‘Bolton’ returns home!

Artwork created in 1937 as part of the Mass Observation project has been acquired for the Worktown Collection at Bolton Library and Museum Services.

We have acquired a  key piece of artwork from the ground-breaking 1930s social experiment, Mass Observation.

Bolton by Julian Trevelyan, 1937

Entitled simply ‘Bolton’, the artwork was created by Julian Trevelyan in 1937 and depicts a traditional industrial mill scene from the town.

Trevelyan was part of a larger team of observers, who descended on Bolton to document the everyday lives of people at work, play and on holiday.

Their observations were depicted in photographs, sketches, paintings and collages, and Bolton became known as Worktown.

The opportunity to purchase Trevelyan’s piece ‘Bolton’ arose when it went to auction at Sotheby’s in November.

Lines of washing
Lines of washing from the Worktown Collection


The Worktown collection is owned by Bolton Library and Museum Services and includes more than 1,000 photographs and pieces of art by observers Humphrey Jennings, Humphrey Spender and Julian Trevelyan.

It was acquired for £20,000 thanks to funding from the Arts Council/V&A Purchase Grant Fund, the Art Fund and The Friends of Bolton Museum.

Industrial Bolton
A view of the industrial landscape from the Worktown Collection


The collage shows the mills and chimneys of Bolton rising up into a bright blue sky. The fields and hills of the West Pennine Moors can be glimpsed in the background.

If examined more closely, the artwork reveals a hidden political message in the newspaper and magazine cuttings, reflective of the Spanish civil war of the time and the rise of fascism across Europe.

Trevelyan had an unusual approach to his art.
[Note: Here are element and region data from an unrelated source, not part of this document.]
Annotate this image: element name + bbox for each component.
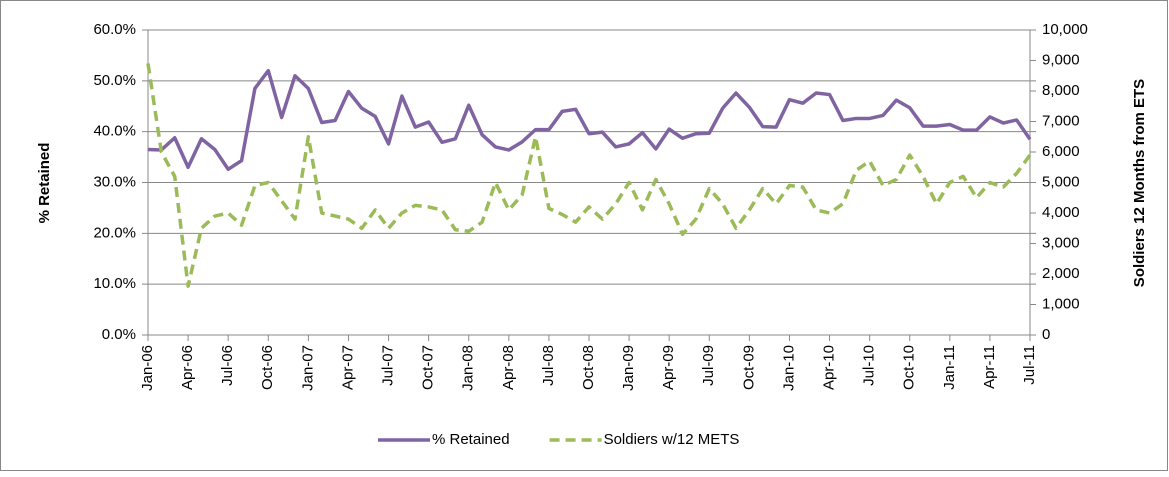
x-tick-label: Jul-07 [380, 345, 397, 386]
x-tick-label: Jul-10 [861, 345, 878, 386]
x-tick-label: Jan-10 [780, 345, 797, 391]
y2-tick-label: 6,000 [1042, 143, 1080, 160]
x-tick-label: Jan-11 [941, 345, 958, 390]
y2-tick-label: 4,000 [1042, 204, 1080, 221]
legend-label: Soldiers w/12 METS [604, 431, 740, 448]
y2-axis-title: Soldiers 12 Months from ETS [1131, 79, 1148, 287]
x-tick-label: Oct-06 [259, 345, 276, 390]
y-tick-label: 60.0% [93, 21, 136, 38]
x-tick-label: Jul-11 [1021, 345, 1038, 385]
x-tick-label: Apr-07 [339, 345, 356, 390]
x-tick-label: Apr-08 [500, 345, 517, 390]
x-tick-label: Apr-10 [821, 345, 838, 390]
y-axis-title: % Retained [36, 143, 53, 224]
x-tick-label: Apr-06 [179, 345, 196, 390]
x-tick-label: Jul-09 [700, 345, 717, 386]
series-line [147, 68, 1032, 172]
y2-tick-label: 10,000 [1042, 21, 1088, 38]
y2-tick-label: 8,000 [1042, 82, 1080, 99]
y2-tick-label: 3,000 [1042, 234, 1080, 251]
y2-tick-label: 1,000 [1042, 295, 1080, 312]
y-tick-label: 0.0% [102, 326, 136, 343]
x-tick-label: Jan-07 [299, 345, 316, 391]
x-tick-label: Apr-09 [660, 345, 677, 390]
y-tick-label: 30.0% [93, 173, 136, 190]
x-tick-label: Jul-06 [219, 345, 236, 386]
x-tick-label: Jan-06 [139, 345, 156, 391]
y2-tick-label: 7,000 [1042, 112, 1080, 129]
y2-tick-label: 9,000 [1042, 51, 1080, 68]
y-tick-label: 20.0% [93, 224, 136, 241]
y2-tick-label: 0 [1042, 326, 1050, 343]
x-tick-label: Jan-08 [460, 345, 477, 391]
legend-label: % Retained [432, 431, 510, 448]
x-tick-label: Jul-08 [540, 345, 557, 386]
y2-tick-label: 2,000 [1042, 265, 1080, 282]
x-tick-label: Apr-11 [981, 345, 998, 389]
x-tick-label: Jan-09 [620, 345, 637, 391]
series-line [146, 63, 1032, 288]
x-tick-label: Oct-07 [420, 345, 437, 390]
x-tick-label: Oct-10 [901, 345, 918, 390]
y2-tick-label: 5,000 [1042, 173, 1080, 190]
y-tick-label: 50.0% [93, 72, 136, 89]
y-tick-label: 10.0% [93, 275, 136, 292]
x-tick-label: Oct-09 [740, 345, 757, 390]
x-tick-label: Oct-08 [580, 345, 597, 390]
y-tick-label: 40.0% [93, 123, 136, 140]
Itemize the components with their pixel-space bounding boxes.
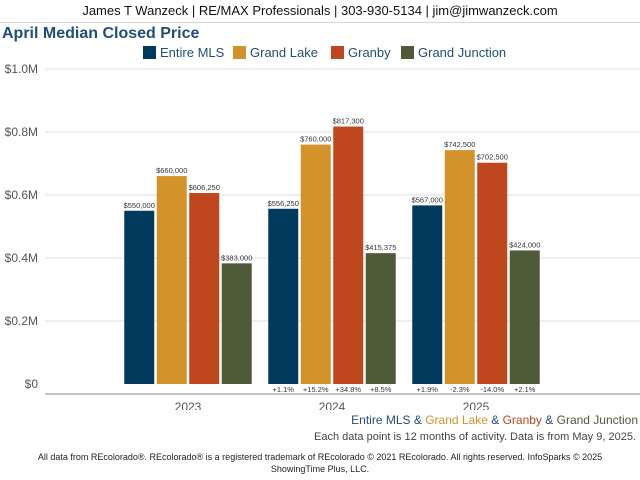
y-tick-label: $0.8M: [5, 125, 38, 139]
credit-line-1: All data from REcolorado®. REcolorado® i…: [37, 452, 603, 462]
legend-label: Granby: [348, 45, 391, 60]
bar-series: $550,000 $660,000$606,250 $383,000 $556,250…: [124, 117, 541, 394]
bar: [300, 144, 331, 384]
x-tick-label: 2025: [463, 400, 490, 410]
legend-swatch: [331, 46, 344, 59]
bar-value-label: $383,000: [221, 253, 252, 262]
footer-legend-separator: &: [410, 413, 426, 427]
bar-value-label: $817,300: [333, 117, 364, 126]
data-note: Each data point is 12 months of activity…: [313, 431, 636, 443]
percent-change-label: +1.1%: [273, 385, 295, 394]
x-tick-label: 2024: [319, 400, 346, 410]
bar-value-label: $606,250: [189, 183, 220, 192]
footer-series-legend: Entire MLS & Grand Lake & Granby & Grand…: [351, 413, 638, 427]
legend-label: Entire MLS: [160, 45, 225, 60]
legend-label: Grand Junction: [418, 45, 506, 60]
bar: [156, 176, 187, 384]
x-axis: 2023 2024 2025: [175, 400, 490, 410]
footer-legend-separator: &: [541, 413, 557, 427]
bar: [444, 150, 475, 384]
y-tick-label: $0.2M: [5, 314, 38, 328]
percent-change-label: +1.9%: [417, 385, 439, 394]
bar: [221, 263, 252, 384]
header-bar: James T Wanzeck | RE/MAX Professionals |…: [0, 0, 640, 23]
footer-legend-entire-mls: Entire MLS: [351, 413, 411, 427]
bar-value-label: $742,500: [444, 140, 475, 149]
bar: [124, 210, 155, 384]
y-tick-label: $0.6M: [5, 188, 38, 202]
percent-change-label: -2.3%: [450, 385, 470, 394]
y-tick-label: $1.0M: [5, 62, 38, 76]
bar: [477, 162, 508, 384]
bar-value-label: $567,000: [412, 195, 443, 204]
bar-chart: Entire MLS Grand Lake Granby Grand Junction…: [5, 45, 640, 410]
bar-value-label: $424,000: [509, 240, 540, 249]
y-axis: $0 $0.2M $0.4M $0.6M $0.8M $1.0M: [5, 62, 39, 391]
footer-legend-grand-lake: Grand Lake: [425, 413, 488, 427]
chart-title: April Median Closed Price: [2, 25, 200, 42]
bar-value-label: $550,000: [124, 201, 155, 210]
bar: [412, 205, 443, 384]
legend-label: Grand Lake: [250, 45, 318, 60]
percent-change-label: +34.8%: [335, 385, 361, 394]
legend-swatch: [233, 46, 246, 59]
footer-legend-separator: &: [487, 413, 503, 427]
bar-value-label: $556,250: [268, 199, 299, 208]
footer-legend-grand-junction: Grand Junction: [556, 413, 638, 427]
percent-change-label: +2.1%: [514, 385, 536, 394]
credit-line-2: ShowingTime Plus, LLC.: [270, 464, 370, 474]
y-tick-label: $0.4M: [5, 251, 38, 265]
bar-value-label: $702,500: [477, 153, 508, 162]
chart-legend: Entire MLS Grand Lake Granby Grand Junction: [143, 45, 506, 60]
percent-change-label: +15.2%: [303, 385, 329, 394]
bar-value-label: $415,375: [365, 243, 396, 252]
bar: [509, 250, 540, 384]
bar: [268, 208, 299, 384]
percent-change-label: +8.5%: [370, 385, 392, 394]
legend-swatch: [401, 46, 414, 59]
percent-change-label: -14.0%: [480, 385, 504, 394]
y-tick-label: $0: [25, 377, 39, 391]
bar-value-label: $760,000: [300, 135, 331, 144]
footer-legend-granby: Granby: [502, 413, 542, 427]
x-tick-label: 2023: [175, 400, 202, 410]
agent-contact-header: James T Wanzeck | RE/MAX Professionals |…: [82, 3, 558, 18]
copyright-credit: All data from REcolorado®. REcolorado® i…: [0, 451, 640, 475]
bar-value-label: $660,000: [156, 166, 187, 175]
legend-swatch: [143, 46, 156, 59]
bar: [189, 193, 220, 384]
bar: [365, 253, 396, 384]
bar: [333, 126, 364, 384]
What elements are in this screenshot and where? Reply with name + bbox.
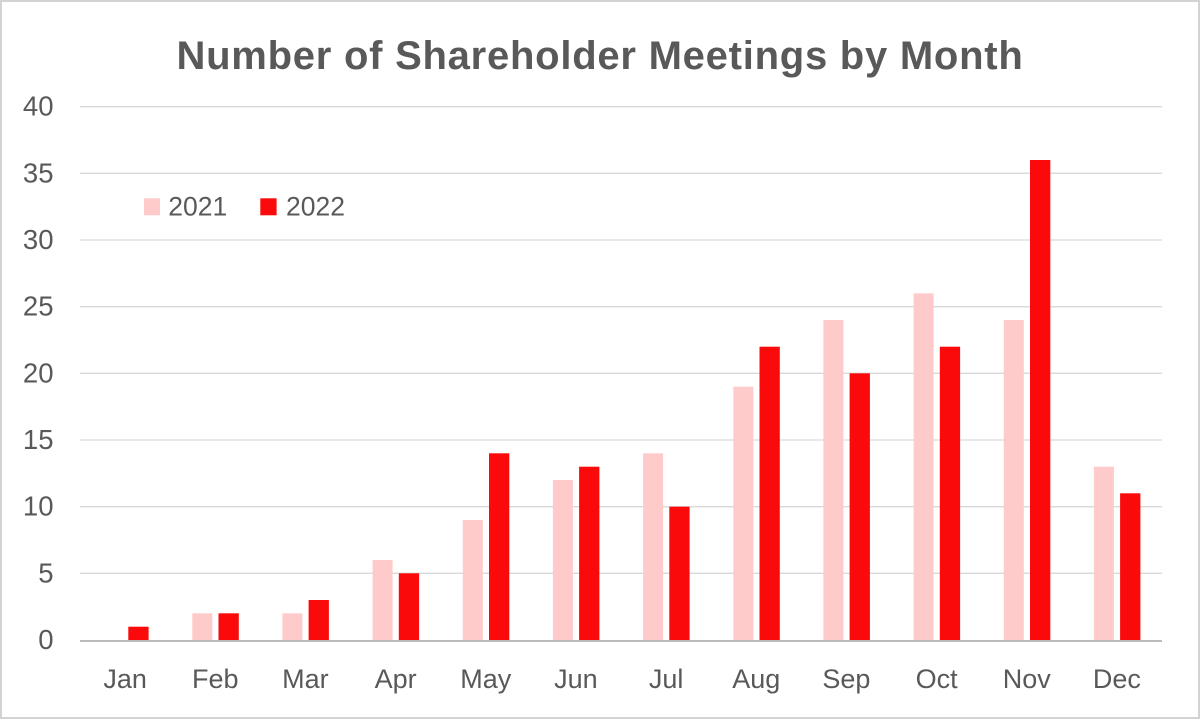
svg-text:Aug: Aug bbox=[732, 664, 780, 694]
svg-text:Number of Shareholder Meetings: Number of Shareholder Meetings by Month bbox=[176, 34, 1023, 78]
svg-text:Apr: Apr bbox=[375, 664, 417, 694]
svg-text:Feb: Feb bbox=[192, 664, 239, 694]
svg-text:40: 40 bbox=[23, 91, 54, 122]
svg-text:Oct: Oct bbox=[916, 664, 959, 694]
svg-text:2021: 2021 bbox=[168, 191, 227, 221]
svg-text:May: May bbox=[460, 664, 512, 694]
svg-text:2022: 2022 bbox=[286, 191, 345, 221]
svg-text:25: 25 bbox=[23, 291, 54, 322]
svg-text:20: 20 bbox=[23, 357, 54, 388]
svg-text:30: 30 bbox=[23, 224, 54, 255]
svg-text:35: 35 bbox=[23, 157, 54, 188]
svg-text:Sep: Sep bbox=[822, 664, 870, 694]
svg-text:Nov: Nov bbox=[1003, 664, 1052, 694]
svg-text:10: 10 bbox=[23, 491, 54, 522]
svg-text:0: 0 bbox=[38, 624, 53, 655]
svg-text:Mar: Mar bbox=[282, 664, 329, 694]
svg-text:Dec: Dec bbox=[1093, 664, 1141, 694]
svg-text:Jun: Jun bbox=[554, 664, 598, 694]
svg-text:5: 5 bbox=[38, 557, 53, 588]
svg-text:15: 15 bbox=[23, 424, 54, 455]
svg-text:Jan: Jan bbox=[103, 664, 147, 694]
svg-text:Jul: Jul bbox=[649, 664, 684, 694]
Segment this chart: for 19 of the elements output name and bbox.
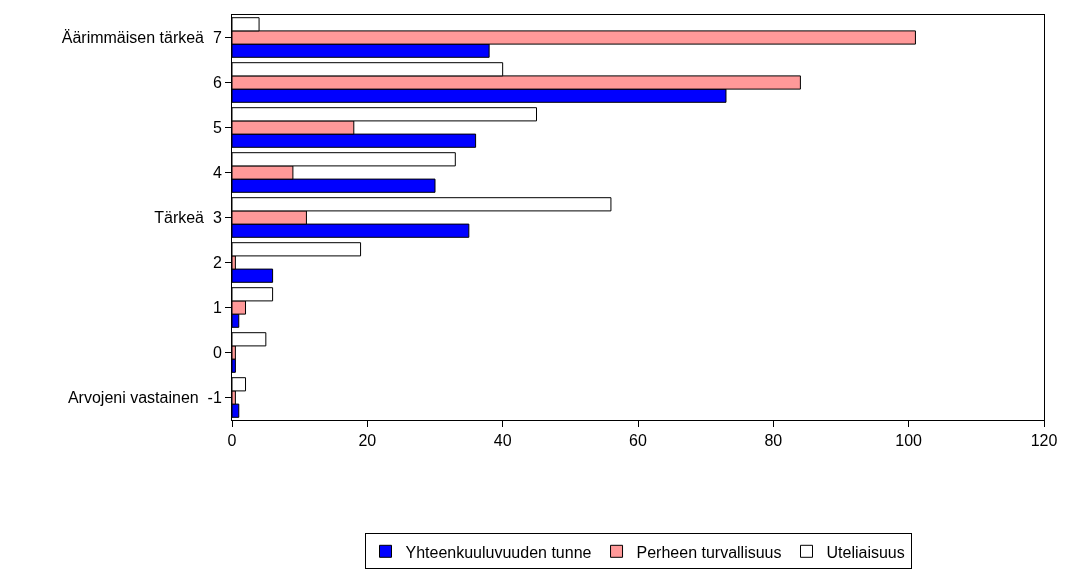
x-tick-label: 100	[895, 432, 923, 450]
x-tick-label: 0	[227, 432, 237, 450]
y-tick-label: 5	[212, 119, 222, 137]
y-tick-label: Arvojeni vastainen -1	[67, 389, 222, 407]
legend-label: Yhteenkuuluvuuden tunne	[405, 543, 592, 561]
x-tick-label: 80	[764, 432, 783, 450]
y-tick-label: 2	[212, 254, 222, 272]
y-tick-label: Tärkeä 3	[154, 209, 222, 227]
legend-label: Uteliaisuus	[826, 543, 905, 561]
x-tick-label: 60	[629, 432, 647, 450]
x-tick-label: 20	[358, 432, 377, 450]
y-tick-label: Äärimmäisen tärkeä 7	[61, 29, 222, 47]
legend-label: Perheen turvallisuus	[636, 543, 782, 561]
x-tick-label: 40	[493, 432, 512, 450]
x-tick-label: 120	[1030, 432, 1058, 450]
y-tick-label: 6	[212, 74, 222, 92]
y-tick-label: 0	[212, 344, 222, 362]
y-tick-label: 4	[212, 164, 222, 182]
y-tick-label: 1	[212, 299, 222, 317]
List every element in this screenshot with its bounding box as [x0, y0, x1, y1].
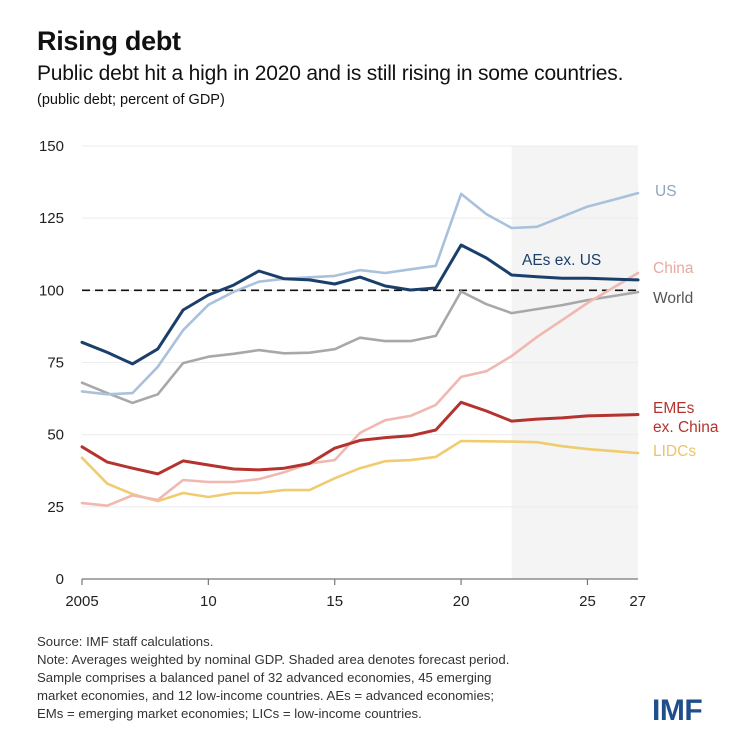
series-label-lidcs: LIDCs: [653, 443, 696, 460]
imf-logo: IMF: [652, 694, 703, 727]
x-tick-label: 27: [629, 593, 646, 610]
chart-title: Rising debt: [37, 26, 181, 56]
y-tick-label: 150: [39, 138, 64, 155]
y-tick-label: 25: [47, 499, 64, 516]
x-tick-label: 10: [200, 593, 217, 610]
y-tick-label: 50: [47, 427, 64, 444]
series-line-emes-ex-china: [80, 400, 640, 476]
x-tick-label: 25: [579, 593, 596, 610]
chart-footnotes: Source: IMF staff calculations. Note: Av…: [37, 633, 677, 723]
y-tick-label: 100: [39, 282, 64, 299]
footnote-abbrev: EMs = emerging market economies; LICs = …: [37, 706, 422, 721]
footnote-sample-cont: market economies, and 12 low-income coun…: [37, 688, 495, 703]
footnote-sample: Sample comprises a balanced panel of 32 …: [37, 670, 492, 685]
series-label-line: EMEs: [653, 400, 695, 417]
x-tick-label: 2005: [65, 593, 98, 610]
series-line-aes-ex-us: [80, 243, 640, 366]
y-tick-label: 0: [56, 571, 64, 588]
series-label-line: ex. China: [653, 419, 719, 436]
series-label-china: China: [653, 260, 694, 277]
series-label-us: US: [655, 183, 677, 200]
series-label-line: AEs ex. US: [522, 252, 601, 269]
series-line-china: [80, 271, 640, 508]
series-label-line: US: [655, 183, 677, 200]
y-tick-label: 125: [39, 210, 64, 227]
series-line-world: [80, 290, 640, 405]
x-tick-label: 20: [453, 593, 470, 610]
chart-subtitle: Public debt hit a high in 2020 and is st…: [37, 62, 624, 85]
series-line-lidcs: [80, 439, 640, 503]
chart-units: (public debt; percent of GDP): [37, 92, 225, 108]
line-chart: 0 25 50 75 100 125 150 2005 10 15 20 25 27 US AEs ex.…: [39, 138, 719, 610]
y-tick-label: 75: [47, 355, 64, 372]
footnote-source: Source: IMF staff calculations.: [37, 634, 214, 649]
series-label-line: LIDCs: [653, 443, 696, 460]
footnote-note: Note: Averages weighted by nominal GDP. …: [37, 652, 510, 667]
series-label-emes-ex-china: EMEs ex. China: [653, 400, 719, 436]
series-label-world: World: [653, 290, 693, 307]
series-label-line: China: [653, 260, 694, 277]
x-tick-label: 15: [326, 593, 343, 610]
series-label-aes-ex-us: AEs ex. US: [522, 252, 601, 269]
series-line-us: [80, 191, 640, 396]
series-label-line: World: [653, 290, 693, 307]
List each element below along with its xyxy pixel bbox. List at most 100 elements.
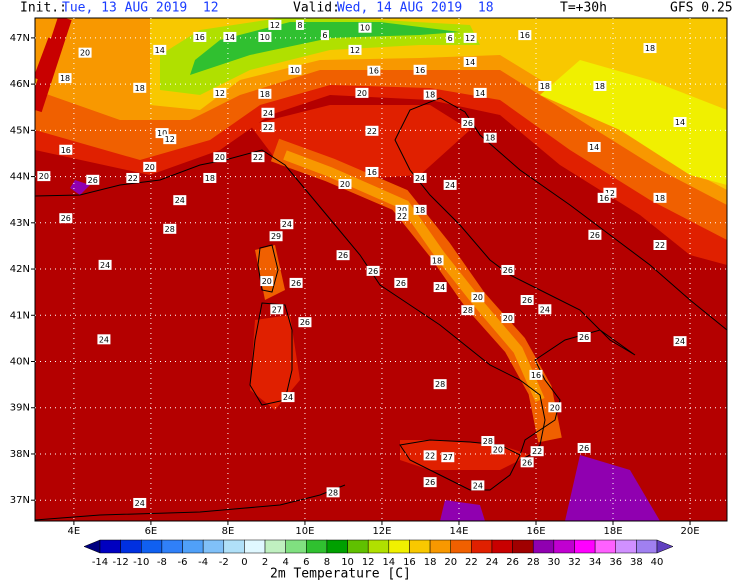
label-box: [463, 56, 477, 67]
temperature-label: 20: [78, 47, 92, 58]
colorbar-tick-label: 32: [568, 557, 581, 568]
y-tick-label: 43N: [10, 218, 30, 229]
label-value: 12: [165, 135, 175, 144]
label-box: [643, 43, 657, 54]
label-box: [395, 210, 409, 221]
label-value: 12: [465, 34, 475, 43]
label-value: 14: [225, 33, 235, 42]
label-value: 26: [579, 444, 589, 453]
temperature-label: 22: [126, 172, 140, 183]
x-tick-label: 6E: [145, 526, 158, 537]
temperature-label: 16: [367, 65, 381, 76]
label-box: [413, 204, 427, 215]
temperature-label: 26: [577, 442, 591, 453]
label-value: 22: [532, 447, 542, 456]
label-box: [320, 30, 329, 41]
label-box: [577, 442, 591, 453]
temperature-label: 14: [587, 141, 601, 152]
x-tick-label: 12E: [372, 526, 391, 537]
temperature-label: 16: [413, 64, 427, 75]
colorbar-bin: [512, 539, 534, 554]
label-box: [269, 231, 283, 242]
label-box: [483, 132, 497, 143]
temperature-label: 8: [295, 19, 304, 30]
label-box: [530, 446, 544, 457]
label-value: 16: [195, 33, 205, 42]
label-box: [289, 277, 303, 288]
temperature-label: 20: [213, 152, 227, 163]
label-box: [213, 87, 227, 98]
label-box: [603, 187, 617, 198]
temperature-label: 14: [153, 44, 167, 55]
label-value: 24: [100, 261, 110, 270]
lead-time: T=+30h: [560, 1, 607, 16]
temperature-label: 26: [336, 250, 350, 261]
temperature-label: 20: [260, 276, 274, 287]
colorbar-tick-label: 14: [382, 557, 395, 568]
label-value: 24: [282, 220, 292, 229]
label-box: [501, 264, 515, 275]
label-value: 27: [443, 453, 453, 462]
label-value: 18: [260, 90, 270, 99]
temperature-label: 24: [538, 304, 552, 315]
label-value: 14: [465, 58, 475, 67]
label-box: [423, 477, 437, 488]
label-box: [673, 336, 687, 347]
colorbar-tick-label: 26: [506, 557, 519, 568]
temperature-label: 12: [163, 134, 177, 145]
colorbar-bin: [574, 539, 596, 554]
label-value: 20: [493, 445, 503, 454]
temperature-label: 18: [58, 73, 72, 84]
label-box: [653, 239, 667, 250]
label-value: 16: [367, 168, 377, 177]
temperature-label: 24: [133, 497, 147, 508]
label-box: [358, 22, 372, 33]
label-value: 26: [463, 119, 473, 128]
temperature-label: 28: [326, 487, 340, 498]
label-value: 12: [350, 46, 360, 55]
label-value: 18: [485, 134, 495, 143]
colorbar-tick-label: -8: [157, 557, 167, 568]
label-box: [430, 255, 444, 266]
temperature-label: 22: [251, 152, 265, 163]
label-value: 12: [270, 21, 280, 30]
label-box: [520, 457, 534, 468]
temperature-label: 14: [673, 117, 687, 128]
label-value: 10: [260, 33, 270, 42]
temperature-label: 18: [538, 80, 552, 91]
temperature-label: 22: [423, 450, 437, 461]
temperature-label: 26: [289, 277, 303, 288]
label-box: [481, 436, 495, 447]
temperature-label: 26: [298, 317, 312, 328]
label-box: [538, 80, 552, 91]
label-value: 18: [425, 91, 435, 100]
label-box: [326, 487, 340, 498]
temperature-label: 20: [37, 171, 51, 182]
temperature-label: 10: [155, 128, 169, 139]
label-value: 20: [215, 153, 225, 162]
temperature-label: 24: [261, 107, 275, 118]
temperature-label: 20: [501, 313, 515, 324]
colorbar-bin: [306, 539, 328, 554]
temperature-label: 20: [548, 402, 562, 413]
colorbar-tick-label: 6: [303, 557, 309, 568]
label-box: [298, 317, 312, 328]
label-box: [261, 107, 275, 118]
label-value: 20: [357, 89, 367, 98]
label-value: 6: [448, 34, 453, 43]
label-value: 26: [396, 279, 406, 288]
label-box: [433, 282, 447, 293]
label-box: [463, 32, 477, 43]
label-value: 26: [300, 318, 310, 327]
colorbar-tick-label: 16: [403, 557, 416, 568]
label-box: [260, 276, 274, 287]
label-value: 28: [328, 488, 338, 497]
label-value: 24: [445, 181, 455, 190]
label-value: 24: [263, 109, 273, 118]
label-value: 8: [297, 21, 302, 30]
temperature-label: 28: [481, 436, 495, 447]
label-value: 20: [80, 49, 90, 58]
label-box: [518, 30, 532, 41]
label-box: [258, 31, 272, 42]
Carrying a suitcase of scraps and magazines, scissors, glue, watercolours and Indian ink he would make his way to his chosen spot.

Once there, he would battle the elements to create his latest collage – usually gathering quite a crowd as he captured the mood of industrial Bolton.

 ‘Bolton’ will go on display in the museum’s Making Landscape exhibition, which is situated in the lower ground floor of the Le Mans Crescent building.